Barkley L. Hendricks (American, 1945–2017)
Bahsir (Robert Gowens), 1975
Oil and acrylic on canvas
83 1/2 × 66 in. (212.1 × 167.6 cm)
Nasher Museum of Art at Duke University, Durham; Museum purchase with additional funds provided by Jack Neely
© Barkley L. Hendricks. Courtesy of the Estate of Barkley L. Hendricks and Jack Shainman Gallery, New York. Photo Brian Quinby.
Hendricks described the sitter as “a good friend from Philadelphia” who visited him in New London, Connecticut. The arched windows of Hendricks’s State Street studio are reflected in the eyes of the central figure. Like October’s Gone . . . Goodnight, Bahsir draws on the classical motif of the Three Graces, the triple-portrait format suited for subjects for whom he “felt that one pose was not enough.” Here, however, two of the figures slightly overlap, enhancing the illusion of the bodies in space. Bahsir is among the tallest of Hendricks's figural paintings. He recounted having stood on a paint bucket to reach the heads and hats in the upper section.
Speaker: Trevor Schoonmaker on Bahsir (Robert Gowens)
I’m Trevor Schoonmaker, Director of the Nasher Museum of Art at Duke University.
In February of 2008 we opened Barkley L. Hendricks: Birth of the Cool at the Nasher. He’d never had the big survey or the retrospective. There was no gallery that had all of his information, files, images, bio. The only place that existed was in Barkley’s own home, in his files. There was no archive to go to, other than Barkley himself. So, it was Susan, who played a really key role, Barkley, and myself. Barkley didn’t do email. We’d get on the phone, we’d talk some things through, and Susan and I would track it down. That catalogue, Birth of the Cool, I think people don’t realize the amount of detective work and labor that went into just producing the hard, factual information, beyond curating the show.
Bahsir we acquired maybe 9 months or a year before the show opens; we acquired it in 2007, and I’d honed in on what I thought were some of the most dynamic works that were still available in his personal collection, which was quite a bit at that time. I consulted Rick Powell who teaches at Duke. I’d only been a year at Duke, so I wanted to make sure we got this right. Rick and I agreed that Bahsir was the one because there are so few paintings with multiple figures, and Barkley maybe did only about three or so that had the same subject in multiple poses. It’s large scale, it’s a beautiful painting. There are a couple other directions we could have gone in; we thought that was the most majestic of the few.
I was explaining this to Barkley, I said “You know when I talk to artists, I hear the excitement in their voice about seeing your work and they may have only seen one painting at the Studio Museum in Harlem. And it made a huge impact of seeing themselves represented in the museum.” So, I was explaining that to him, and I said “now that people have access to your work with this show you’re gonna really see how influential you have already been and, that influence will only grow tremendously.” And he said, “Yeah, Trevor, we’re going to put on a great show, I love working with you, but I’ll believe all that other [beep] when I see it.”
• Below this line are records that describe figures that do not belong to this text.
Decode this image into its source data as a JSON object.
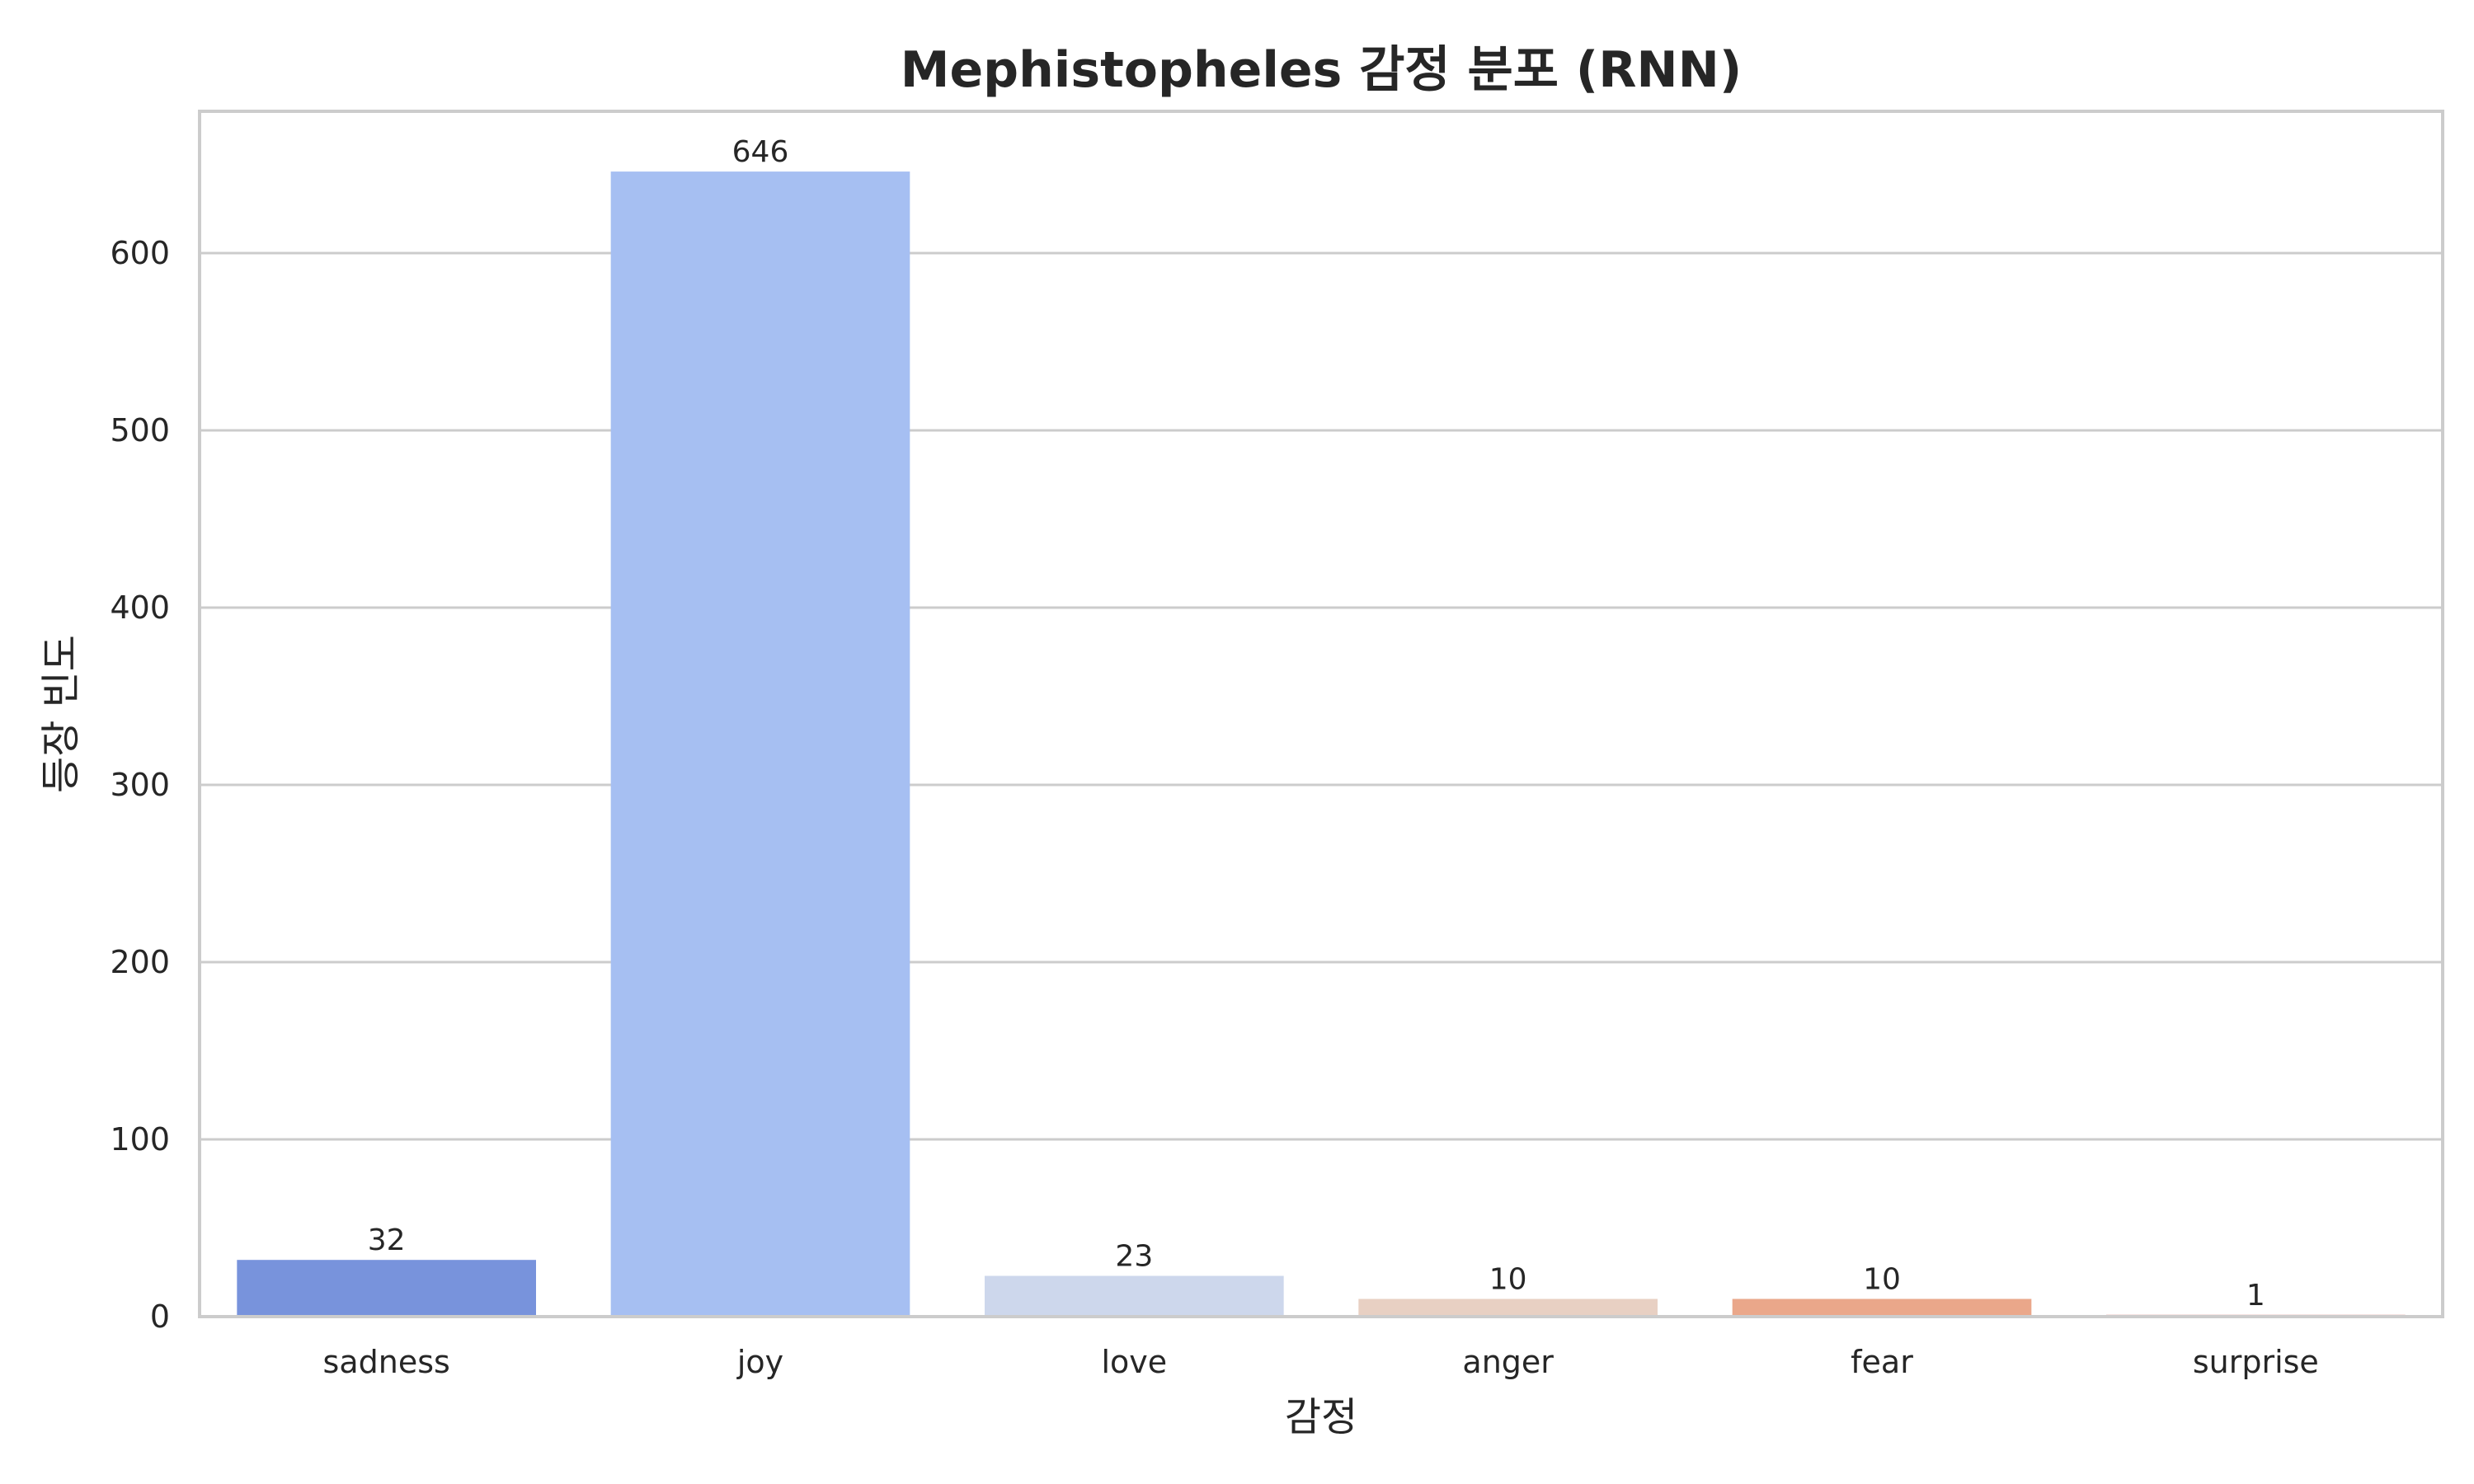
{
  "chart_data": {
    "type": "bar",
    "title": "Mephistopheles 감정 분포 (RNN)",
    "xlabel": "감정",
    "ylabel": "등장 빈도",
    "categories": [
      "sadness",
      "joy",
      "love",
      "anger",
      "fear",
      "surprise"
    ],
    "values": [
      32,
      646,
      23,
      10,
      10,
      1
    ],
    "colors": [
      "#7893dc",
      "#a6bff2",
      "#cdd7ec",
      "#e8d0c3",
      "#eaa78a",
      "#c44e44"
    ],
    "ylim": [
      0,
      680
    ],
    "yticks": [
      0,
      100,
      200,
      300,
      400,
      500,
      600
    ],
    "grid": true,
    "data_labels": true
  }
}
When people saw his work in Durham, the response was overwhelming. I think he got to feel some of the feedback from a younger generation, and see it evidenced literally in their work, being influenced by him and in tributes, created in his honor, and I think that made him feel really good.
Barkley was as cool as you would imagine. He radiated cool, he radiated calm, very confident, he had an extraordinarily warm smile, a very embracing, welcoming smile that just puts you at ease. I’ve also seen him without the smile [laughs], not so much directed at me, but, he could have also at times be an intimidating figure. I think what’s odd today is, I think there is a younger generation that just assumed Barkley was always a hero [laughs] and not this overlooked giant in the art world.